HLEB - Capitolo Hleb. Il bielorusso ha spiegato al Daily Mail perchè se ne vuole andare dall’Emirates Stadium. “Sono qui da tre anni, ho imparato un sacco grazie a Wenger, ma alla fine non abbiamo vinto niente e vincere è fondamentale per un giocatore, non basta solo giocare bene. Comunque, non posso dire nulla di male contro l’Arsenal. Anzi. E non potrei mai giocare in un’altra squadra inglese, perchè qui per me ci sono solo i Gunners”. Infatti, dovrebbe emigrare in Spagna, sponda Barcellona, dopo che martedì gli emissari del club catalano si sono incontrato con i suoi agenti a Kaiserslautern, mettendo sul tavolo un’offerta da 12 milioni di sterline (oltre 15 milioni di euro) superiore a quelle di Inter (ma l’arrivo di Mourinho ha raffreddato parecchio i nerazzurri sul bielorusso) e Real Madrid.

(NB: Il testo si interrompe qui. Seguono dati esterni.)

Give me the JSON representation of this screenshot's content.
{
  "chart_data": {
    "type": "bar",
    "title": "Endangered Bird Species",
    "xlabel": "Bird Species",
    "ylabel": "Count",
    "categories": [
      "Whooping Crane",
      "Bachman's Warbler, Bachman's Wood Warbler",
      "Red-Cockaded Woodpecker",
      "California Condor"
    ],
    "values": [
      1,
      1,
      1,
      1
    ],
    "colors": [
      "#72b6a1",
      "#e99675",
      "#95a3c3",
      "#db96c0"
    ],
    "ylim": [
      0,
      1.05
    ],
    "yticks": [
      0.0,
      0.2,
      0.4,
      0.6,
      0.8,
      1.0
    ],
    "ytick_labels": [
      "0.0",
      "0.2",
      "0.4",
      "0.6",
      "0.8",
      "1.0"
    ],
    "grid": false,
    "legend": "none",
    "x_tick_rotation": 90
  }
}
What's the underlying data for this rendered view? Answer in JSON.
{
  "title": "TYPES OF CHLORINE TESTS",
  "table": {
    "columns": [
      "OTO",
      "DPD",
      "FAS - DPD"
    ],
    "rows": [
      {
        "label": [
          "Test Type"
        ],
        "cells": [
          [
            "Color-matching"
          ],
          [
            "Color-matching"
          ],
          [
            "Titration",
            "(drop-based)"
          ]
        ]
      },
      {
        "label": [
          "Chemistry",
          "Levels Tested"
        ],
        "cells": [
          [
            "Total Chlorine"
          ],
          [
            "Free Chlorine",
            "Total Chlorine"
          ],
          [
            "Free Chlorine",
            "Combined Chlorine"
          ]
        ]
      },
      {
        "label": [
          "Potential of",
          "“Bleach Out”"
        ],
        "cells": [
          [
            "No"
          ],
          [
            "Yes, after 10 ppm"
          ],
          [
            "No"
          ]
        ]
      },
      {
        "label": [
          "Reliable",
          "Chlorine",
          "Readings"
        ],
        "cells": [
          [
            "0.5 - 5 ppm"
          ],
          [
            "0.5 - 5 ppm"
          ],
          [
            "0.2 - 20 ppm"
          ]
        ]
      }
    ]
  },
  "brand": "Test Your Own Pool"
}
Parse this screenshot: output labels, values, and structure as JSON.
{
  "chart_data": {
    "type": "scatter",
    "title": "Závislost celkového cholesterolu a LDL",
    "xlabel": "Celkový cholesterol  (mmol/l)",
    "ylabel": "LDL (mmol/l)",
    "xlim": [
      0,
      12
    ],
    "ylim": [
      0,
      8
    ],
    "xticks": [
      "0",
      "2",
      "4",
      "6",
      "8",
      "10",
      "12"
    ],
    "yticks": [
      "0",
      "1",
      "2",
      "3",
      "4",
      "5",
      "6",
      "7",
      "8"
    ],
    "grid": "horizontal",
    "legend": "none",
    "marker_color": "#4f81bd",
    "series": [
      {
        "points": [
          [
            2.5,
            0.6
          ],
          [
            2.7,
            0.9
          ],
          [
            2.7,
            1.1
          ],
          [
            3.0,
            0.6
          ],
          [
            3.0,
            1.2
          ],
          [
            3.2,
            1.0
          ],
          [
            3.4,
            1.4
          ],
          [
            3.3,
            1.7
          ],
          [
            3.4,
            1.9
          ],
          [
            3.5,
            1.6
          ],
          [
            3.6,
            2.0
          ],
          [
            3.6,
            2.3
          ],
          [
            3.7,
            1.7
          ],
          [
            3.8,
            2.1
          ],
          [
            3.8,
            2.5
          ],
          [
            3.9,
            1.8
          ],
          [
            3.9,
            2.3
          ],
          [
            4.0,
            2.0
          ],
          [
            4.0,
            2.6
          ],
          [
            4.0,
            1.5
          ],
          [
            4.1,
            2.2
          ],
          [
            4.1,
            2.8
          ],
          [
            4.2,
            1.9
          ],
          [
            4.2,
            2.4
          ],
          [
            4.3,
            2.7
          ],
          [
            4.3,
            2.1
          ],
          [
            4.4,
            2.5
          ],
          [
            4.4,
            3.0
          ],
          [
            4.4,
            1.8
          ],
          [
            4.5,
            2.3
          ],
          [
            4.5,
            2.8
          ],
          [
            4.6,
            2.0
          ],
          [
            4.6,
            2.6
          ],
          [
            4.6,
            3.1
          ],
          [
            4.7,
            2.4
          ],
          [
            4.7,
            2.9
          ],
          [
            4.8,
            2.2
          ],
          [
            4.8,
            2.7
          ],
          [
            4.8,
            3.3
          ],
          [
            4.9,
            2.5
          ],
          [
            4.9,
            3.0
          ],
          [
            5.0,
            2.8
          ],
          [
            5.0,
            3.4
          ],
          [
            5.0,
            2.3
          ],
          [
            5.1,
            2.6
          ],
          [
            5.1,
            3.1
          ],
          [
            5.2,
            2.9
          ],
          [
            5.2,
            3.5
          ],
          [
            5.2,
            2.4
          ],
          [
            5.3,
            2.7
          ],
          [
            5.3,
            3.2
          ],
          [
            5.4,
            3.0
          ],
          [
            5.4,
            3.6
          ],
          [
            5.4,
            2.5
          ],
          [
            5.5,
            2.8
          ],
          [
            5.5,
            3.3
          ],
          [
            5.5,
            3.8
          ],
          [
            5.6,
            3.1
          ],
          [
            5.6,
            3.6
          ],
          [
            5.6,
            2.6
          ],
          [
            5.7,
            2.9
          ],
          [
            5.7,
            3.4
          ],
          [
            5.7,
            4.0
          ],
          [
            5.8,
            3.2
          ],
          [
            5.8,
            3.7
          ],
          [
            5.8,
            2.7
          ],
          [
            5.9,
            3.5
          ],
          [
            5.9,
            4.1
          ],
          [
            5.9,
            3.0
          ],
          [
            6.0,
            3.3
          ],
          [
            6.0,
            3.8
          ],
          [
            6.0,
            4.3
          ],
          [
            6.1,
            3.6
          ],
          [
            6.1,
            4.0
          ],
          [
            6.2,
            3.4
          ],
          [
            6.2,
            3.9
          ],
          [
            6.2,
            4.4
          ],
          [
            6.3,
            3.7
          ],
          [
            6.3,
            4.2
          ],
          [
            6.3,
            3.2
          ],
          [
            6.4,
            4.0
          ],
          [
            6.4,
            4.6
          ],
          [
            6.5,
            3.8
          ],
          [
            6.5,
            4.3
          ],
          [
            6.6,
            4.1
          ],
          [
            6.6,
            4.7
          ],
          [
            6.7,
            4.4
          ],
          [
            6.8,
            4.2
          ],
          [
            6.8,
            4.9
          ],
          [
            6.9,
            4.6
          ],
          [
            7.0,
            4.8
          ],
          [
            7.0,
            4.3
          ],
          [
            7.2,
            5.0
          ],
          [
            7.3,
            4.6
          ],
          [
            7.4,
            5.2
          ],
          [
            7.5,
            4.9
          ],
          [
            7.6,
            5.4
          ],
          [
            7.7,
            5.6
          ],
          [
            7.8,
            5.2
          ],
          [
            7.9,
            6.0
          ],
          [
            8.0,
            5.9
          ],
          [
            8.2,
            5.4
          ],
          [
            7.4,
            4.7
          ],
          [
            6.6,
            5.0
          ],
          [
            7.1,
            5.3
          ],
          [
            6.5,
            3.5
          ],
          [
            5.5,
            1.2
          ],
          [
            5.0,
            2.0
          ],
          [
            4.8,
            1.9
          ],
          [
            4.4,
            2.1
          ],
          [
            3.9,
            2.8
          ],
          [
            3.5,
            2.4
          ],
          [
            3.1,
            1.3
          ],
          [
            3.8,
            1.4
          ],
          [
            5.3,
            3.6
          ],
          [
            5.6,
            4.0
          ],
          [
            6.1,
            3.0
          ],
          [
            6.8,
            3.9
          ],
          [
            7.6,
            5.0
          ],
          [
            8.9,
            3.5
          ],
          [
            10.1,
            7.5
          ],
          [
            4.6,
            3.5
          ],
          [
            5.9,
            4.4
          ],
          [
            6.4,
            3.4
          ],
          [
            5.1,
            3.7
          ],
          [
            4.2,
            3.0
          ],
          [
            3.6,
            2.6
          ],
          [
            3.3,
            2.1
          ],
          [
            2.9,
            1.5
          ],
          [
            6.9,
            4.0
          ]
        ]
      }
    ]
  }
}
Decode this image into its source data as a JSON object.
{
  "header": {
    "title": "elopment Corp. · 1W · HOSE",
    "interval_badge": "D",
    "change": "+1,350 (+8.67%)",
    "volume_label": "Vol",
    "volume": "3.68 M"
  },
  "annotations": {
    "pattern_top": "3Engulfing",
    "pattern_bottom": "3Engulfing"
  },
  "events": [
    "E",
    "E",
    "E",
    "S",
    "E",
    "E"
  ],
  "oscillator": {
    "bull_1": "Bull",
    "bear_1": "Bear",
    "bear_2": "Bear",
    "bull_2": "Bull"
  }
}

MANCHESTER CITY - Richard Dunne e Michael Johnson stanno per dare il via al grande esodo, mentre Thaksin Shinawatra sta ancora sfogliando la margherita per trovare il successore di Sven Goran Eriksson. Il capitano è pronto a passare al Tottenham (che avrebbe battuto la concorrenza di Newcastle, Aston Villa e Portsmouth) per 5 milioni di sterline (6,3 milioni di euro) e un ingaggio da 30.000 (38.000 euro) a settimana. Come sottolinea il Daily Mirror, Dunne avrebbe ancora un anno di contratto, ma il City ha tutto il vantaggio a venderlo ora piuttosto che perderlo gratis nel 2009. Quanto a Johnson, il 20enne centrocampista, considerato uno dei migliori talenti emersi nell’ultimo campionato, è l’obiettivo dell’Everton, che offre 8 milioni di sterline (ovvero, 10 milioni di euro), sebbene il Manchester City ne voglia 10 (pari a 12,5 milioni di euro), ma l’accordo si farà. Fra l’altro, con i soldi incassati dalla doppia cessione il club di Shinawatra batterebbe proprio l’Everton nella corsa al brasiliano Jo del CSKA Mosca, il cui prezzo è stato fissato in 15 milioni di sterline (19 milioni di euro). Offerte, infine, da Monaco e Wolfsburg per l’attaccante Rolando Bianchi che, come non manca un po’ perfidamente di rilevare ilDaily Mail, ha faticato non poco a giustificare i 9 milioni di sterline (11,4 milioni di euro) spesi per lui l’anno passato, prima che venisse spedito in prestito alla Lazio.
TOTTENHAM - Accordo raggiunto con il Barcellona per il baby delle meraviglie Giovani Dos Santos sulla base di 12 milioni di sterline (poco più di 15 milioni di euro). Lo scrive il Sun, aggiungendo che il Tottenham ha avuto la meglio su Chelsea, Manchester City (che puntava al prestito) e Inter, con il club italiano che avrebbe tentato in ogni modo di far cambiare idea al 19enne campione messicano, attraverso i buoni uffici del suo agente Pini Zahavi. A quanto si legge, sarebbe stato decisivo l’incontro fra Dos Santos e i vertici degli Spurs nel gennaio di quest’anno.